Now, when repeating this check with an OpenVPN client, we see different behavior:
tcpdump -i ovpns7 icmp
14:27:13.375762 IP 192.168.248.2 > 172.17.20.130: ICMP echo request, id 13598, seq 1, length 64
14:27:14.383797 IP 192.168.248.2 > 172.17.20.130: ICMP echo request, id 13598, seq 2, length 64
Requests go out, but nothing returns. Let's see where the requests go:
tcpdump -i enc0 icmp yields nothing, so let's try WAN:
tcpdump -i lagg0.4090 icmp
14:30:10.318176 IP 192.168.248.2 > 172.17.20.130: ICMP echo request, id 30820, seq 3, length 64
14:30:11.326380 IP 192.168.248.2 > 172.17.20.130: ICMP echo request, id 30820, seq 4, length 64
Now it's getting interesting: the pings from OpenVPN clients are sent to the default route (WAN). If I change the NAT rule's interface from IPsec to WAN, the translation also shows up in the tcpdump output:
interface: WAN
address family: ipv4
protocol: any
source: 192.168.248.0/24
destination: 172.17.0.0/16
NAT address: INT_IP (10.0.1.254)
Pool options: default
Let's try the tcpdump again:
tcpdump -i lagg0.4090 icmp
14:33:12.248168 IP 10.0.1.254 > 172.17.20.130: ICMP echo request, id 15552, seq 1, length 64
14:33:13.251668 IP 10.0.1.254 > 172.17.20.130: ICMP echo request, id 15552, seq 2, length 64
So the firewall is correctly performing outbound NAT translation for 192.168.248.0/24->172.17.0.0/16 as 10.0.1.254, but the traffic is routed from the OpenVPN interface to the default gateway (WAN interface / lagg0.4090) rather than to the IPsec tunnel for encapsulation.

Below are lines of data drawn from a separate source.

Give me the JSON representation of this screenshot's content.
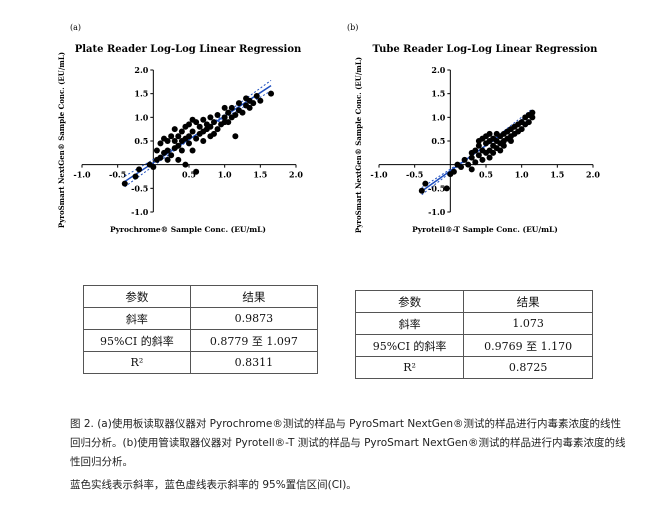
{
  "panels": [
    {
      "id": "a",
      "label": "(a)",
      "title": "Plate Reader Log-Log Linear Regression",
      "ylabel": "PyroSmart NextGen® Sample Conc. (EU/mL)",
      "xlabel": "Pyrochrome® Sample Conc. (EU/mL)",
      "table": {
        "headers": [
          "参数",
          "结果"
        ],
        "rows": [
          [
            "斜率",
            "0.9873"
          ],
          [
            "95%CI 的斜率",
            "0.8779 至 1.097"
          ],
          [
            "R²",
            "0.8311"
          ]
        ]
      }
    },
    {
      "id": "b",
      "label": "(b)",
      "title": "Tube Reader Log-Log Linear Regression",
      "ylabel": "PyroSmart NextGen® Sample Conc. (EU/mL)",
      "xlabel": "Pyrotell®-T Sample Conc. (EU/mL)",
      "table": {
        "headers": [
          "参数",
          "结果"
        ],
        "rows": [
          [
            "斜率",
            "1.073"
          ],
          [
            "95%CI 的斜率",
            "0.9769 至 1.170"
          ],
          [
            "R²",
            "0.8725"
          ]
        ]
      }
    }
  ],
  "caption": {
    "line1": "图 2. (a)使用板读取器仪器对 Pyrochrome®测试的样品与 PyroSmart NextGen®测试的样品进行内毒素浓度的线性回归分析。(b)使用管读取器仪器对 Pyrotell®-T 测试的样品与 PyroSmart NextGen®测试的样品进行内毒素浓度的线性回归分析。",
    "line2": "蓝色实线表示斜率，蓝色虚线表示斜率的 95%置信区间(CI)。"
  },
  "chart_data": [
    {
      "type": "scatter",
      "title": "Plate Reader Log-Log Linear Regression",
      "xlabel": "Pyrochrome® Sample Conc. (EU/mL)",
      "ylabel": "PyroSmart NextGen® Sample Conc. (EU/mL)",
      "xlim": [
        -1.0,
        2.0
      ],
      "ylim": [
        -1.0,
        2.0
      ],
      "xticks": [
        "-1.0",
        "-0.5",
        "0.5",
        "1.0",
        "1.5",
        "2.0"
      ],
      "yticks": [
        "-1.0",
        "-0.5",
        "0.5",
        "1.0",
        "1.5",
        "2.0"
      ],
      "regression": {
        "slope": 0.9873,
        "intercept": 0.04,
        "x_range": [
          -0.4,
          1.65
        ],
        "ci": [
          0.8779,
          1.097
        ],
        "color": "#1f4fbf"
      },
      "points": [
        [
          -0.4,
          -0.4
        ],
        [
          -0.25,
          -0.25
        ],
        [
          -0.2,
          -0.1
        ],
        [
          -0.05,
          0.0
        ],
        [
          0.0,
          -0.05
        ],
        [
          0.05,
          0.1
        ],
        [
          0.05,
          0.3
        ],
        [
          0.1,
          0.15
        ],
        [
          0.1,
          0.45
        ],
        [
          0.15,
          0.25
        ],
        [
          0.15,
          0.55
        ],
        [
          0.2,
          0.1
        ],
        [
          0.2,
          0.3
        ],
        [
          0.2,
          0.5
        ],
        [
          0.25,
          0.6
        ],
        [
          0.25,
          0.2
        ],
        [
          0.3,
          0.35
        ],
        [
          0.3,
          0.5
        ],
        [
          0.3,
          0.75
        ],
        [
          0.35,
          0.4
        ],
        [
          0.35,
          0.6
        ],
        [
          0.4,
          0.3
        ],
        [
          0.4,
          0.5
        ],
        [
          0.4,
          0.7
        ],
        [
          0.45,
          0.55
        ],
        [
          0.45,
          0.8
        ],
        [
          0.45,
          0.0
        ],
        [
          0.5,
          0.45
        ],
        [
          0.5,
          0.6
        ],
        [
          0.5,
          0.85
        ],
        [
          0.55,
          0.3
        ],
        [
          0.55,
          0.7
        ],
        [
          0.6,
          -0.15
        ],
        [
          0.6,
          0.55
        ],
        [
          0.6,
          0.9
        ],
        [
          0.65,
          0.65
        ],
        [
          0.65,
          0.8
        ],
        [
          0.7,
          0.5
        ],
        [
          0.7,
          0.7
        ],
        [
          0.7,
          0.95
        ],
        [
          0.75,
          0.75
        ],
        [
          0.75,
          0.85
        ],
        [
          0.8,
          0.6
        ],
        [
          0.8,
          0.8
        ],
        [
          0.8,
          1.0
        ],
        [
          0.85,
          0.9
        ],
        [
          0.9,
          0.75
        ],
        [
          0.9,
          1.05
        ],
        [
          0.95,
          0.85
        ],
        [
          1.0,
          1.0
        ],
        [
          1.0,
          1.2
        ],
        [
          1.05,
          0.9
        ],
        [
          1.05,
          1.1
        ],
        [
          1.1,
          1.0
        ],
        [
          1.1,
          1.2
        ],
        [
          1.15,
          0.6
        ],
        [
          1.15,
          1.05
        ],
        [
          1.2,
          1.15
        ],
        [
          1.2,
          1.3
        ],
        [
          1.25,
          1.1
        ],
        [
          1.3,
          1.25
        ],
        [
          1.3,
          1.4
        ],
        [
          1.35,
          1.2
        ],
        [
          1.35,
          1.35
        ],
        [
          1.4,
          1.3
        ],
        [
          1.45,
          1.45
        ],
        [
          1.5,
          1.35
        ],
        [
          1.65,
          1.5
        ],
        [
          0.35,
          0.1
        ],
        [
          0.55,
          0.95
        ],
        [
          0.85,
          0.65
        ],
        [
          1.0,
          0.9
        ]
      ]
    },
    {
      "type": "scatter",
      "title": "Tube Reader Log-Log Linear Regression",
      "xlabel": "Pyrotell®-T Sample Conc. (EU/mL)",
      "ylabel": "PyroSmart NextGen® Sample Conc. (EU/mL)",
      "xlim": [
        -1.0,
        2.0
      ],
      "ylim": [
        -1.0,
        2.0
      ],
      "xticks": [
        "-1.0",
        "-0.5",
        "0.5",
        "1.0",
        "1.5",
        "2.0"
      ],
      "yticks": [
        "-1.0",
        "-0.5",
        "0.5",
        "1.0",
        "1.5",
        "2.0"
      ],
      "regression": {
        "slope": 1.073,
        "intercept": -0.13,
        "x_range": [
          -0.4,
          1.15
        ],
        "ci": [
          0.9769,
          1.17
        ],
        "color": "#1f4fbf"
      },
      "points": [
        [
          -0.4,
          -0.55
        ],
        [
          -0.35,
          -0.4
        ],
        [
          -0.05,
          -0.5
        ],
        [
          0.0,
          -0.2
        ],
        [
          0.05,
          -0.15
        ],
        [
          0.1,
          0.0
        ],
        [
          0.15,
          -0.05
        ],
        [
          0.2,
          0.1
        ],
        [
          0.25,
          0.0
        ],
        [
          0.3,
          0.15
        ],
        [
          0.3,
          0.25
        ],
        [
          0.35,
          0.05
        ],
        [
          0.35,
          0.3
        ],
        [
          0.4,
          0.2
        ],
        [
          0.4,
          0.4
        ],
        [
          0.45,
          0.1
        ],
        [
          0.45,
          0.3
        ],
        [
          0.45,
          0.55
        ],
        [
          0.5,
          0.25
        ],
        [
          0.5,
          0.45
        ],
        [
          0.5,
          0.6
        ],
        [
          0.55,
          0.3
        ],
        [
          0.55,
          0.5
        ],
        [
          0.55,
          0.15
        ],
        [
          0.6,
          0.4
        ],
        [
          0.6,
          0.55
        ],
        [
          0.65,
          0.35
        ],
        [
          0.65,
          0.5
        ],
        [
          0.65,
          0.65
        ],
        [
          0.7,
          0.45
        ],
        [
          0.7,
          0.6
        ],
        [
          0.7,
          0.3
        ],
        [
          0.75,
          0.5
        ],
        [
          0.75,
          0.65
        ],
        [
          0.8,
          0.55
        ],
        [
          0.8,
          0.7
        ],
        [
          0.85,
          0.6
        ],
        [
          0.85,
          0.75
        ],
        [
          0.9,
          0.65
        ],
        [
          0.9,
          0.8
        ],
        [
          0.95,
          0.7
        ],
        [
          0.95,
          0.85
        ],
        [
          1.0,
          0.75
        ],
        [
          1.0,
          0.9
        ],
        [
          1.05,
          0.85
        ],
        [
          1.05,
          1.0
        ],
        [
          1.1,
          0.9
        ],
        [
          1.1,
          1.05
        ],
        [
          1.15,
          1.0
        ],
        [
          1.15,
          1.1
        ],
        [
          0.3,
          -0.1
        ],
        [
          0.4,
          0.5
        ],
        [
          0.55,
          0.65
        ],
        [
          0.75,
          0.4
        ],
        [
          0.85,
          0.5
        ],
        [
          0.6,
          0.25
        ]
      ]
    }
  ]
}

The whole point of wanting to use outbound NAT for traffic to 172.17.0.0/16 is so either side only needs to define one P2 entry, but we can set up multiple OpenVPN tunnels (with each a different subnet) that can all reach that remote network.
Would anybody know a trick / way to force traffic from 192.168.248.0 to 172.17.0.0/16 to go via the IPsec interface (enc0) rather than the default gateway (WAN/lagg0.4090)? I've tried creating a bogus gateway under System/Routing/Gateways and creating a static route under System/Routing/Static Routes for 172.17.0.0/16 via this bogus gateway, but this only resulted in all traffic from ovpns7 meant for this subnet to get put through a loop until the TTL expired.